From your vantage point, what has changed most for independent designers over the past few years?

For independent designers, what has changed a lot is distribution and the struggles of the big department stores. When retailers have issues with payment or delay orders, it affects these brands directly. Most independent designers cannot afford their own boutiques, so wholesale is the main pillar of their business model. When wholesale partners struggle, the brands struggle. There are still very good partners. Dover Street Market, for example, is a serious and supportive partner. They help with distribution and production, which are key for success.
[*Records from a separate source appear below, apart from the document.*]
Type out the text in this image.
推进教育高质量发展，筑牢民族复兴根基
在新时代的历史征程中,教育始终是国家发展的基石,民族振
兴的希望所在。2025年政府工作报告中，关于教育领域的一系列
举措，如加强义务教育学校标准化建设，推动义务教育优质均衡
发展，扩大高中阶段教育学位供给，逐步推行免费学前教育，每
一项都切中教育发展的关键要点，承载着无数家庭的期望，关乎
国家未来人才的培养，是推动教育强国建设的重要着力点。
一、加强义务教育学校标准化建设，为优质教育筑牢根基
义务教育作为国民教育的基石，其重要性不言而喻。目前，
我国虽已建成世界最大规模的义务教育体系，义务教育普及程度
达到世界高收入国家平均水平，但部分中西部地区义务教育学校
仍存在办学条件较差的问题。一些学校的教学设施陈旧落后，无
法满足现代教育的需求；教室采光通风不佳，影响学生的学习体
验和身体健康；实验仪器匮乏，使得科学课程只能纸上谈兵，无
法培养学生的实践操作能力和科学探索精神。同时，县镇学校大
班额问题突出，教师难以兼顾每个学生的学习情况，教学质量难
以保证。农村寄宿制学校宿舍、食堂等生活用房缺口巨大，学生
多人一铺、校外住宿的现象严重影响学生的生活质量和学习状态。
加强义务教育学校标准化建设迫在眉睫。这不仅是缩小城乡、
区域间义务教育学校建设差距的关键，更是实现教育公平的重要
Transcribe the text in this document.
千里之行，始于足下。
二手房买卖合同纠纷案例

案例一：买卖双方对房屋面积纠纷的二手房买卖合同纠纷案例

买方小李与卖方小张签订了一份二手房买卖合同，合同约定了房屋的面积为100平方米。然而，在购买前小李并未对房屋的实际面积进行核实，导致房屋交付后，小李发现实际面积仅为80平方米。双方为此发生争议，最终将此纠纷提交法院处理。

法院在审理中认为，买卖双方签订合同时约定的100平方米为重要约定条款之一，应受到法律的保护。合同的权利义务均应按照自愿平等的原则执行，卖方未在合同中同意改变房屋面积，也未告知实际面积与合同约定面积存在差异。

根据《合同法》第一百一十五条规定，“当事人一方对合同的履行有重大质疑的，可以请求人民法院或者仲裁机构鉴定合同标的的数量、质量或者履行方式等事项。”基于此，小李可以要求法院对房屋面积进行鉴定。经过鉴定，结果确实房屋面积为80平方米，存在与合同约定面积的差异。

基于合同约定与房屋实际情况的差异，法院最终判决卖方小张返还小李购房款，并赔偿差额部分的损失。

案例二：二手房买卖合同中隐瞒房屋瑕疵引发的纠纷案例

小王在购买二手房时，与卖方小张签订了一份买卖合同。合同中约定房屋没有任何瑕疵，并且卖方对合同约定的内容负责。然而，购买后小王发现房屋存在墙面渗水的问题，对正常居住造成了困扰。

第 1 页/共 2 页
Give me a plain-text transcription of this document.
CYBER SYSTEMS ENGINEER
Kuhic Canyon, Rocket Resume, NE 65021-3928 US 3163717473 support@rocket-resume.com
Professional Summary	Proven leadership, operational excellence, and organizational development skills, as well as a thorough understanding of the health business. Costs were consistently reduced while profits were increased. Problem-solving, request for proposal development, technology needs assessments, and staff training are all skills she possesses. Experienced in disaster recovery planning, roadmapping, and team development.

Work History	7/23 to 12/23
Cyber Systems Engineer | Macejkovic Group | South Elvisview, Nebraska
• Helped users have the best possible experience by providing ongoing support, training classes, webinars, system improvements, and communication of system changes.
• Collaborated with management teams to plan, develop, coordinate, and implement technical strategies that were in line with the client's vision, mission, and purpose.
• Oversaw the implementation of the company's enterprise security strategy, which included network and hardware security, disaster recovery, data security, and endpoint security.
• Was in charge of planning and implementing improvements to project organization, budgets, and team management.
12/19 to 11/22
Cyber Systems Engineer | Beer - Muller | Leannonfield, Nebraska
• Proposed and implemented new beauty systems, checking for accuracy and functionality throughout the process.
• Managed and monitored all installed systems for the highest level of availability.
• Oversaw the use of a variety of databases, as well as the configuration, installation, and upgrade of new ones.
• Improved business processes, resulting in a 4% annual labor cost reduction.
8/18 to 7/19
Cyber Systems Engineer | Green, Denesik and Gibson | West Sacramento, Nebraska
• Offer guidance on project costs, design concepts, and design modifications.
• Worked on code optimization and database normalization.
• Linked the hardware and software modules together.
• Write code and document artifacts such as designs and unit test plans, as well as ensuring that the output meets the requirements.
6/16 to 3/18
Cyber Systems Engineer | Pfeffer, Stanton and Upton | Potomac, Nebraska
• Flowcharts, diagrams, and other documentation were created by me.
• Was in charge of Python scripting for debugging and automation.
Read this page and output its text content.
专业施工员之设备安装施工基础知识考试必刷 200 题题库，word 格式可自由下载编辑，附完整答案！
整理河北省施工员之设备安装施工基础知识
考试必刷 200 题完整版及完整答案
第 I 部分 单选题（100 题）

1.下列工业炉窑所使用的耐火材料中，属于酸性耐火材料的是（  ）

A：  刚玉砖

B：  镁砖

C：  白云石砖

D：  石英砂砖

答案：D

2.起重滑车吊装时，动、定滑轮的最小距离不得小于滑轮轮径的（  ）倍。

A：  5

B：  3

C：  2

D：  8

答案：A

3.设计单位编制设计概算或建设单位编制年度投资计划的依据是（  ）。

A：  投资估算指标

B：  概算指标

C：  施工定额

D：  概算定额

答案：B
The biggest problem is the cost of the fashion show. To exist in fashion, you have to do a show. In this designer bubble, you have to be part of Fashion Week. But it’s interesting, if you show in Paris, even as a small emerging brand, people compare you to the big brands. They say they liked one show and not another, even though the budgets are not comparable. We work on many young designer shows where the impact is real. The beauty of fashion is that when a show is good, it can change your life.

Yes, I think Duran Lantink’s February show was that kind of show.

Yes, he was number one in the BoF show rankings. The show was in the new office of The Independents, so there was no cost for a location. You have to be so pragmatic. If you can remove a line from the show budget, you can save the entire show. We reduced the costs as much as possible, and it still cost too much for a young designer. You have to sell so many clothes to reach the margins you need. A show is usually the biggest expense of the year, and there are costs you cannot reduce. For example, in France it is forbidden to ask models to do a show for free. It is considered a job and you have to pay a minimum. You cannot take friends or do only street casting.

For some clients, one solution is to do only one strong show a year, and then fill the rest of the year with capsules, collaborations or celebrity dressing. Celebrity dressing is very important and very visible for young brands.

You have to pay for models, but you also have all of these expenses to use their image if you publish the photos or anything like that, right?

Yes, it has totally changed. Now there are regulations for models, which I understand because it is their face and image. But it is much more complicated. Even when you reduce costs, the overall amount for a show is still very high for what you can produce and allocate within your budget.